# Wago 750-881 Webvisu wird auf Android-App nicht vollständig angezeigt



## world-e (20 März 2019)

Hallo zusammen,

ich habe von meiner Hausautomation eine Visualisierung erstellt. Wenn ich diese allerdings mit dem Handy und der Android App aufrufe, wird die Visu nicht vollständig angezeigt bzw. nicht so wie im Rahmen dargestellt. Jemand Ideen an was das liegen könnte bzw. was man testen könnte? Vielen Dank


----------



## Passion4Automation (20 März 2019)

Bin mir zwar nicht sicher, aber unter Zielsystemeinstellungen gibt es eine Einstellung für die Auflösung. Vielleicht ist es das, teste es doch mal. Also in deinem codesys Projekt, nicht in der Visu app.


----------



## Mavorkit (20 März 2019)

Hi,

Ich hatte Mal was ähnliches. Bei mir war eine Linie der Visualisierung 2 Pixel über der Grenze der Visualisierung (weißer Bereich) und dadurch wurde alles irgendwie verschoben (hab da echt lange gesucht). Die Auflösung der Visu dürfte da kein Problem machen, wir betreiben das auch mit Displays, auf welche die Auflösung angepasst ist. Für App müsste automatisch skalieren.

Gruß

Mavorkit

Gesendet von meinem SM-G389F mit Tapatalk


----------



## world-e (28 März 2019)

Hi, hatte die letzen Tage nicht die Muse, weiter zu testen. Erste jetzt wieder. Irgendwie scheinen die Schaltflächen die Anzeige zu begrenzen und nicht der Rahmen. Siehe dazu Ausschnitt aus Codesys und Screenshot vom Handy.

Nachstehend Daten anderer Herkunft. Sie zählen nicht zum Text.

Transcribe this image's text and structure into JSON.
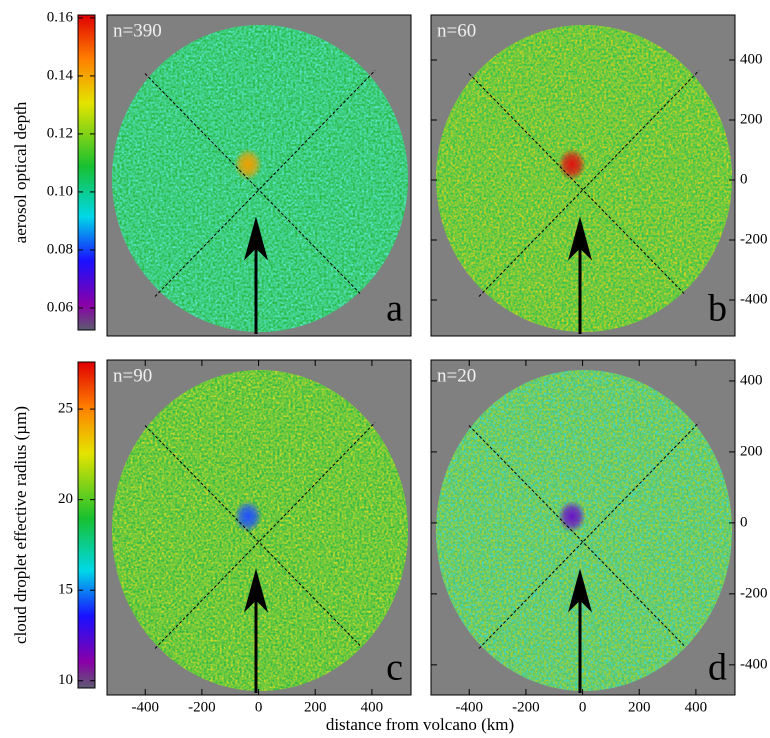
{
  "xlabel": "distance from volcano (km)",
  "chart_data": [
    {
      "type": "heatmap",
      "annotation": "n=390",
      "panel_label": "a",
      "xlim": [
        -535,
        538
      ],
      "ylim": [
        -520,
        550
      ],
      "colorbar": {
        "label": "aerosol optical depth",
        "lim": [
          0.0524,
          0.161
        ],
        "ticks": [
          0.16,
          0.14,
          0.12,
          {
            "value": 0.1,
            "label": "0.10"
          },
          0.08,
          0.06
        ]
      }
    },
    {
      "type": "heatmap",
      "annotation": "n=60",
      "panel_label": "b",
      "xlim": [
        -535,
        538
      ],
      "ylim": [
        -520,
        550
      ],
      "yticks": [
        400,
        200,
        0,
        -200,
        -400
      ]
    },
    {
      "type": "heatmap",
      "annotation": "n=90",
      "panel_label": "c",
      "xlim": [
        -535,
        538
      ],
      "ylim": [
        -485,
        459
      ],
      "xticks": [
        -400,
        -200,
        0,
        200,
        400
      ],
      "colorbar": {
        "label": "cloud droplet effective radius (µm)",
        "lim": [
          9.6,
          27.6
        ],
        "ticks": [
          25,
          20,
          15,
          10
        ]
      }
    },
    {
      "type": "heatmap",
      "annotation": "n=20",
      "panel_label": "d",
      "xlim": [
        -535,
        538
      ],
      "ylim": [
        -485,
        459
      ],
      "xticks": [
        -400,
        -200,
        0,
        200,
        400
      ],
      "yticks": [
        400,
        200,
        0,
        -200,
        -400
      ]
    }
  ]
}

Wenn jetzt eine Zeichnung etc. rechts oder unterhalb vom Button ist, wird diese abgeschnitten. Die Einstellungen Auto-Scrolling oder "Online automatisch anpassen" bringen hier auch nichts. Auflösung bringt auch keiner Besserunga
Hat sonst jemand eine Idee? Vielen Dank


----------



## .:WAGO::014797:. (1 April 2019)

Hallo world-e,

in der WebVisu-APP wird die Visu-Seite genau so groß skaliert, dass alle Objekte, die auf der Visu-Seite abgelegt wurden, dargestellt werden können. Dabei ist es unerheblich, welche Größe unter Zielsystemeinstellungen -> Visualisierungen für den Anzeigebereich eingestellt wurden. Leider ist auch die Größe einer als Hintergrundbild verwendeten Grafik unerheblich. Das sieht dann so aus, als würde ein Stück vom Hintergrundbild fehlen. Eine Workaround ist, jeweils in zwei diagonal gegenüber liegenden Ecken der Visu-Seite ein Objekt zu legen. Dies könnte auch z.B. ein kleines Rechteck, ohne Füllfarbe und ohne Rand und somit unsichtbar, sein.


----------